The problem is defined as:
Show that the set of differentiable real-valued functions $f$ on the interval $(-4,4)$ such that $f'(-1)=3f(2)$ is a subspace of $\mathbb{R}^{(-4,4)}$
Now to prove it is closed under multiplication, we show, that multiplying by $k \in \mathbb{R}$:
\begin{align} kf'(-1) &= k \, 3f(2) \\ (kf')(-1) &= 3 \, (kf)(2) \end{align}
How should I think about the second line above in terms of scaling the function? Basically what is it expressing? An explanation would be nice. Thanks.

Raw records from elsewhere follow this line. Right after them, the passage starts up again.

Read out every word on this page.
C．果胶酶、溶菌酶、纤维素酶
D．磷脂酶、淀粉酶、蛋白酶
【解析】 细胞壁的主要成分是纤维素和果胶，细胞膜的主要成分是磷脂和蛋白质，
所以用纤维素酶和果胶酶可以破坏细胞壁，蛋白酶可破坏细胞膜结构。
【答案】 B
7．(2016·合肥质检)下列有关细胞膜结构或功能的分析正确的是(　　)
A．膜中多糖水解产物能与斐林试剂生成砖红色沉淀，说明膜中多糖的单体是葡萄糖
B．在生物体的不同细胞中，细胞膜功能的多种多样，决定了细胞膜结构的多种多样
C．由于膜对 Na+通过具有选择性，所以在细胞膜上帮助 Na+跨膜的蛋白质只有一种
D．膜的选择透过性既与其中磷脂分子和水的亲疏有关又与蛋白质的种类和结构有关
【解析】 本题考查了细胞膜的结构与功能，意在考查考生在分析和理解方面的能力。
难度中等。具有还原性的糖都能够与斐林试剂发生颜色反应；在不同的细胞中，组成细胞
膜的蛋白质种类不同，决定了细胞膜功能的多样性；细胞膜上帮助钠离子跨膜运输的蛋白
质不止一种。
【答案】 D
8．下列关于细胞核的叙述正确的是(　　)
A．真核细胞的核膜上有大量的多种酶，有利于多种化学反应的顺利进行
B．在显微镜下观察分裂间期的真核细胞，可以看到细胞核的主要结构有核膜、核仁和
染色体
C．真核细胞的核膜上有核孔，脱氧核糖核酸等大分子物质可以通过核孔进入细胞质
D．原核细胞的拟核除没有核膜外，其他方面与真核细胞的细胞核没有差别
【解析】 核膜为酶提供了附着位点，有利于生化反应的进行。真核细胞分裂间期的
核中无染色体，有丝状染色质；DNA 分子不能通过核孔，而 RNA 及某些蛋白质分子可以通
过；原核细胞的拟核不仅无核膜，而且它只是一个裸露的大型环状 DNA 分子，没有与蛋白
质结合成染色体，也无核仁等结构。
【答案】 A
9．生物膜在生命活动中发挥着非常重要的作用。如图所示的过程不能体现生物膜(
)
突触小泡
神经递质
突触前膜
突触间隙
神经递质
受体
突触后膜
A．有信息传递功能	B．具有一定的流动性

Short answer $$\frac{d}{dx}(cf(x)) = c\frac{d}{dx}f(x)$$
I would do it likes this:
Let $f\in \{\text{your space}\}$ and $k\in \mathbb{R}$. To show that $kf\in \{\text{your space}\}$ we must show that $$(kf)'(-1)=3(kf)(2) \tag{1}$$ (Notice here that the derivative sign is outside $kf$).

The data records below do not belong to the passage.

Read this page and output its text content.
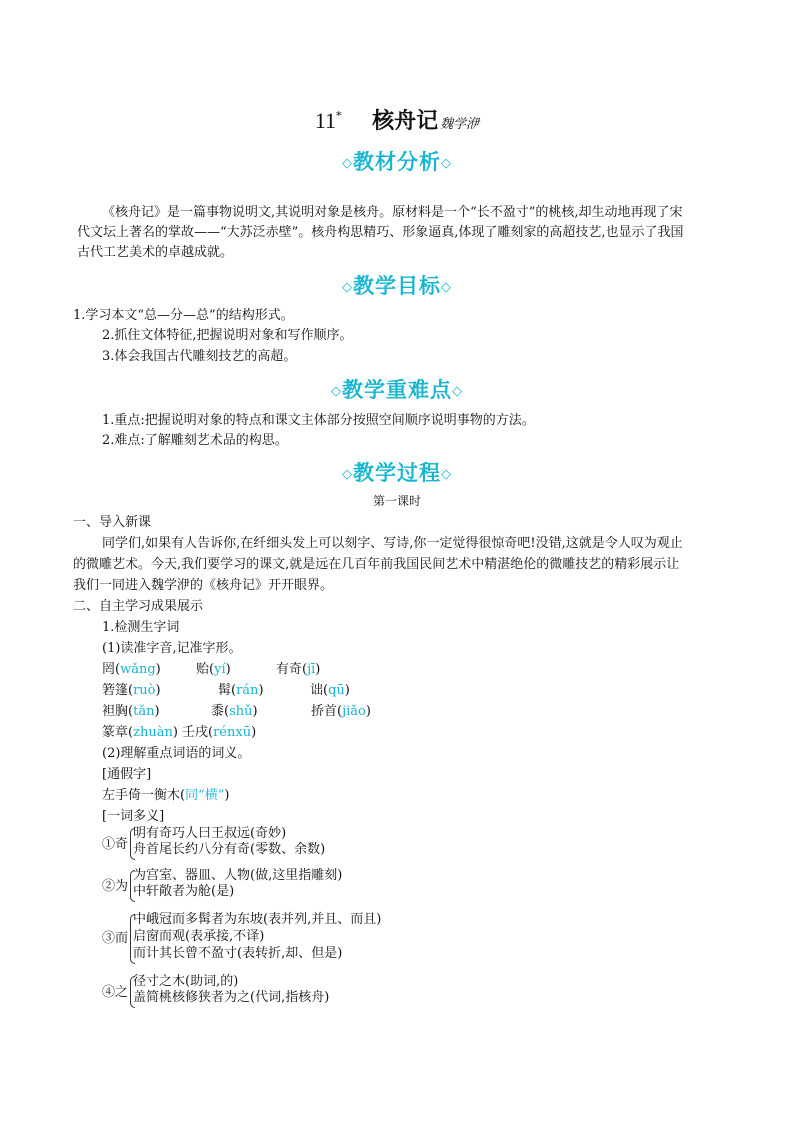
11* 核舟记 魏学洢
◇教材分析◇
《核舟记》是一篇事物说明文,其说明对象是核舟。原材料是一个“长不盈寸”的桃核,却生动地再现了宋
代文坛上著名的掌故——“大苏泛赤壁”。核舟构思精巧、形象逼真,体现了雕刻家的高超技艺,也显示了我国
古代工艺美术的卓越成就。
◇教学目标◇
1.学习本文“总—分—总”的结构形式。
2.抓住文体特征,把握说明对象和写作顺序。
3.体会我国古代雕刻技艺的高超。
◇教学重难点◇
1.重点:把握说明对象的特点和课文主体部分按照空间顺序说明事物的方法。
2.难点:了解雕刻艺术品的构思。
◇教学过程◇
第一课时
一、导入新课
同学们,如果有人告诉你,在纤细头发上可以刻字、写诗,你一定觉得很惊奇吧!没错,这就是令人叹为观止
的微雕艺术。今天,我们要学习的课文,就是远在几百年前我国民间艺术中精湛绝伦的微雕技艺的精彩展示让
我们一同进入魏学洢的《核舟记》开开眼界。
二、自主学习成果展示
1.检测生字词
(1)读准字音,记准字形。
罔(wǎng)	贻(yí)	有奇(jī)
箬篷(ruò)	髯(rán)	诎(qū)
袒胸(tǎn)	黍(shǔ)	挢首(jiǎo)
篆章(zhuàn) 壬戌(rénxū)
(2)理解重点词语的词义。
[通假字]
左手倚一衡木(同“横”)
[一词多义]
①奇
明有奇巧人曰王叔远(奇妙)
舟首尾长约八分有奇(零数、余数)
②为
为宫室、器皿、人物(做,这里指雕刻)
中轩敞者为舱(是)
③而
中峨冠而多髯者为东坡(表并列,并且、而且)
启窗而观(表承接,不译)
而计其长曾不盈寸(表转折,却、但是)
④之
径寸之木(助词,的)
盖简桃核修狭者为之(代词,指核舟)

As is well known (and easy to show) $$\frac{d}{dx}(cf(x))=c\frac{d}{dx}f(x) \tag{$c\in \mathbb{R}$}$$ so $(kf)'(-1)=k(f'(-1))$ which means that $(1)$ becomes $$k(f'(-1))=k(3f(2))$$ which holds for all non-zero $k$ since $$f'(-1)=3f(2)$$ for all $f\in \{\text{your space}\}$ and $k=0$ is trivial.